About Encounter

A responsible disclosure programme for immuno-oncology trial design.

Encounter notices structural problems in immuno-oncology trial designs that the sponsors often cannot see from inside their own assumptions — and works with them to address those problems before the trials read out.

What we do

We read ongoing immuno-oncology trials through a structural lens and look for patterns in the published phase 1/2 data that imply the phase 3 population has not been stratified on the axis the mechanism actually operates on. When we find one, the sponsor gets a dated private letter describing the observation, its implication for the pivotal, and a verification task they can run on their own data to confirm or rule out the question.
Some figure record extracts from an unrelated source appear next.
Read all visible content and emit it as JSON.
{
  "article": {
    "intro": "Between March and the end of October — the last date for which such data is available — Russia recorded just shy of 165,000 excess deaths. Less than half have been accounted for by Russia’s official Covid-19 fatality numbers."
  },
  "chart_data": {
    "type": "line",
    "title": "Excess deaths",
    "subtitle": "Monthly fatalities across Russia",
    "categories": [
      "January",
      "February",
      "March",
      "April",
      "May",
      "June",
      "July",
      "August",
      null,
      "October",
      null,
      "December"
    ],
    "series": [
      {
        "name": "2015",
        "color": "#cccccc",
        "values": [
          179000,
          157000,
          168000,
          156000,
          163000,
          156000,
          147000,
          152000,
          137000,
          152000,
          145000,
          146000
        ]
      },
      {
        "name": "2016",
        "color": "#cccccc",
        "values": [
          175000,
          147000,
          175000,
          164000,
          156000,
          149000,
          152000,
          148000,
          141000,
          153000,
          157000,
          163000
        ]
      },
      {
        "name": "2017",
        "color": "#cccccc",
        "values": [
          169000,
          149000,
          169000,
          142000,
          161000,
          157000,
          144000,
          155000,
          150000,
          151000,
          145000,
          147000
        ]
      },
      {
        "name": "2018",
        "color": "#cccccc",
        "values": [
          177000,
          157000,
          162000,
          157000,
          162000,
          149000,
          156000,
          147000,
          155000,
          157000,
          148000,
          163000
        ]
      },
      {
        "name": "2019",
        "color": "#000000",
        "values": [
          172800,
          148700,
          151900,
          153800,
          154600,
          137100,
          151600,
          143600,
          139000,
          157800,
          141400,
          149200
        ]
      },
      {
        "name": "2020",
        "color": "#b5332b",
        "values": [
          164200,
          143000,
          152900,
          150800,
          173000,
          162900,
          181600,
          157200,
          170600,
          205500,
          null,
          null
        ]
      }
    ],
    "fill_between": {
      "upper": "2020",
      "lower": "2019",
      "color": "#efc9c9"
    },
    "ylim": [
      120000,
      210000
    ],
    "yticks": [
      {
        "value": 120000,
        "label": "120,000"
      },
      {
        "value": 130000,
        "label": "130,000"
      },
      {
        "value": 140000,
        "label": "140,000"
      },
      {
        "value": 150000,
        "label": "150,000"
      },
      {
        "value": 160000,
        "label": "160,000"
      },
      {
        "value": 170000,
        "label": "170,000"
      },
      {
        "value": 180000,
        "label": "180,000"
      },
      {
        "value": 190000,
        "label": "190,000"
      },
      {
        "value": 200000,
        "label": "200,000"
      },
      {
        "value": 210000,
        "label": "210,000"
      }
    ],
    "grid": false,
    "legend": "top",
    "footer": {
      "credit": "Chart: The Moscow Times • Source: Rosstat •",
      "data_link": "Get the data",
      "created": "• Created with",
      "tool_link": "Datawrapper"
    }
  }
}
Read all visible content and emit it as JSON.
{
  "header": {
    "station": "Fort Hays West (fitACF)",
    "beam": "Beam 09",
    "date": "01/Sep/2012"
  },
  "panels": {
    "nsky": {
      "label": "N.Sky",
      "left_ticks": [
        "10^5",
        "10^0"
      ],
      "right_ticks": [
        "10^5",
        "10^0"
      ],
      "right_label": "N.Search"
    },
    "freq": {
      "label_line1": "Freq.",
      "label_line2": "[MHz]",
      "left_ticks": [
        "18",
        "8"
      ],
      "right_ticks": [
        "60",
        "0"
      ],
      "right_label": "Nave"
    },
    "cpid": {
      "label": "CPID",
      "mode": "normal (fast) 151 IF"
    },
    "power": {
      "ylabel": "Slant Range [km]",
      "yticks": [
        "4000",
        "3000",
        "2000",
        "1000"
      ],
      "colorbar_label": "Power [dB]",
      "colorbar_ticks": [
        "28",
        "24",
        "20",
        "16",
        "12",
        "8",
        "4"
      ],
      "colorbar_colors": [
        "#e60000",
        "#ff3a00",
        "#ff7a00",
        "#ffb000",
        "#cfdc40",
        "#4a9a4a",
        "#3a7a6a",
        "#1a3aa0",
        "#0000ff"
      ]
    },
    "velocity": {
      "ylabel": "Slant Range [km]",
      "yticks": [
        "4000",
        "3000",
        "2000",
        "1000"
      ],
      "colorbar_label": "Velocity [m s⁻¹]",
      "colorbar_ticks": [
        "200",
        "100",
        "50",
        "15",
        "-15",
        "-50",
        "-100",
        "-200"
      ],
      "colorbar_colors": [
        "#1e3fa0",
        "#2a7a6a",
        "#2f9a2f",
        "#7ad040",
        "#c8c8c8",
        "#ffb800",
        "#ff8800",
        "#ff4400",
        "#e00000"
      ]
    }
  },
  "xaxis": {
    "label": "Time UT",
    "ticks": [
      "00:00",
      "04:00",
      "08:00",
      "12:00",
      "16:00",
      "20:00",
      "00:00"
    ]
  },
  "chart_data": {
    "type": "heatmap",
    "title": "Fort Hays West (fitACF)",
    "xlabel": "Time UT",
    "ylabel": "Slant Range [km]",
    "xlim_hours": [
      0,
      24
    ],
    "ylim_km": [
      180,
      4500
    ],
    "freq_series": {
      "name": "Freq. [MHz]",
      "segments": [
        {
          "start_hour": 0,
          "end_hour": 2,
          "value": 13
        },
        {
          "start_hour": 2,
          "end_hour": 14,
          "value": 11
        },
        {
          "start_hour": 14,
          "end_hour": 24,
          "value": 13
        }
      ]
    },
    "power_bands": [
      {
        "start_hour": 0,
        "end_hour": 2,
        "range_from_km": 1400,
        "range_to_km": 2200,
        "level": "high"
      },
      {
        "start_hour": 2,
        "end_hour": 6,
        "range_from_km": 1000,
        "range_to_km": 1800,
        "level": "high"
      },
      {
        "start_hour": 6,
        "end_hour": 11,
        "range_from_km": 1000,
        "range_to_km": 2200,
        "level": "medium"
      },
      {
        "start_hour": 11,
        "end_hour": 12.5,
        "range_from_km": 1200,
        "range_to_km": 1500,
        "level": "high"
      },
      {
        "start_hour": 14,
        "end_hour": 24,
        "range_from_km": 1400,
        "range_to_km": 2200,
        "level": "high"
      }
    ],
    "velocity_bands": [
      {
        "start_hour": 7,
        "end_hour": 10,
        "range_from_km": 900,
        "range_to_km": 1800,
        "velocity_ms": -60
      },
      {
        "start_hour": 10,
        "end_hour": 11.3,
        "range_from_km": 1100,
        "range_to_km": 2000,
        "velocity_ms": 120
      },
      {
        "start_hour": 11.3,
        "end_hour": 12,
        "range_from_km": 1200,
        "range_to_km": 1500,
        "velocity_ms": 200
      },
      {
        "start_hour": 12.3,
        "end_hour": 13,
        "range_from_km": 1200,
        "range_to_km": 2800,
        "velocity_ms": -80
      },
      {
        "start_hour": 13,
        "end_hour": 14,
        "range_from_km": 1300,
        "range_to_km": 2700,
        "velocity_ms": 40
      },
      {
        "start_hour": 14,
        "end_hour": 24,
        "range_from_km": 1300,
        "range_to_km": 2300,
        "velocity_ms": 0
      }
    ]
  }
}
Alongside the private path, we maintain a living scorecard on Zenodo of structural predictions for trials we have read. Every prediction is timestamped before readout, falsifiable, and scored honestly when the trial reports. Predictions are never removed. Misses stay on the record.

How we work

The bug bounty analogy is the closest institutional analog. Independent researchers notice vulnerabilities that the system owners cannot see from inside their own assumptions; they disclose privately first; the dated disclosure itself is the artifact, regardless of what happens next. Encounter applies the same model to clinical trial design. Private disclosure is the default path. The public scorecard exists because the value of a structural read compounds only if the prediction is dated and public before the trial reads out.

We never name sponsors publicly in terms of how they responded to a private letter. Engagement is a private matter between Encounter and the sponsor. The scorecard publishes the call, not the conversation.

The principle

Every cancer drug does its work at a specific step in the immune response. Chemotherapy destroys tumour substrate. Checkpoint inhibitors release the brake on T cells. Bispecifics drag effector cells to the target. Different steps, different drugs.

And every patient population is stuck at a specific step. Some tumours are invisible to the immune system and the response never starts. Some are visible but the T cells can't get in. Some get infiltrated but the effector response is exhausted before it finishes the job. Different populations, different bottlenecks.

Trials fail, surprisingly often, because the combination addresses a step the population isn't held at — or adds a drug at a step the existing regimen already covers. The pattern is almost always visible in the earlier-phase data before the phase 3 begins. Almost nobody looks for it, because doing so requires an instrument the field does not have.

The Encounter Principle

We have built that instrument. The Encounter Principle is the product of several years of structural theory, formal derivation, and retrospective validation against dozens of published immuno-oncology pivotals. It is not a heuristic. It is not a scoring rubric. It is a formally derived decomposition of the cancer-immunity cycle at a resolution the clinical-immunology literature does not operate at.

Every Encounter read is an application of the Encounter Principle to a specific trial. The directional call — whether the combination addresses where the population is actually held, or stacks on what it doesn't — follows from the decomposition. There is no judgement call in the final step. The judgement is in the instrument, and the instrument took years to build.

The Encounter Principle is a closed system. It is not taught in any clinical-immunology curriculum, not described in any standard textbook, and not derivable from the existing immunotherapy literature by reading the literature more carefully. It is its own thing.

Engagement

Two paths exist. Sponsors who have received a private letter can engage directly on the question it raises; that conversation starts with a reply. Sponsors who want a structural read on a trial they are designing can request one through the service page. Either way, the first conversation is about whether the framework can answer the question at hand. If it cannot, we say so.

Who

Encounter is led by Raimo van der Klein, an independent researcher based in the Netherlands and the author of the Generative Geometry framework.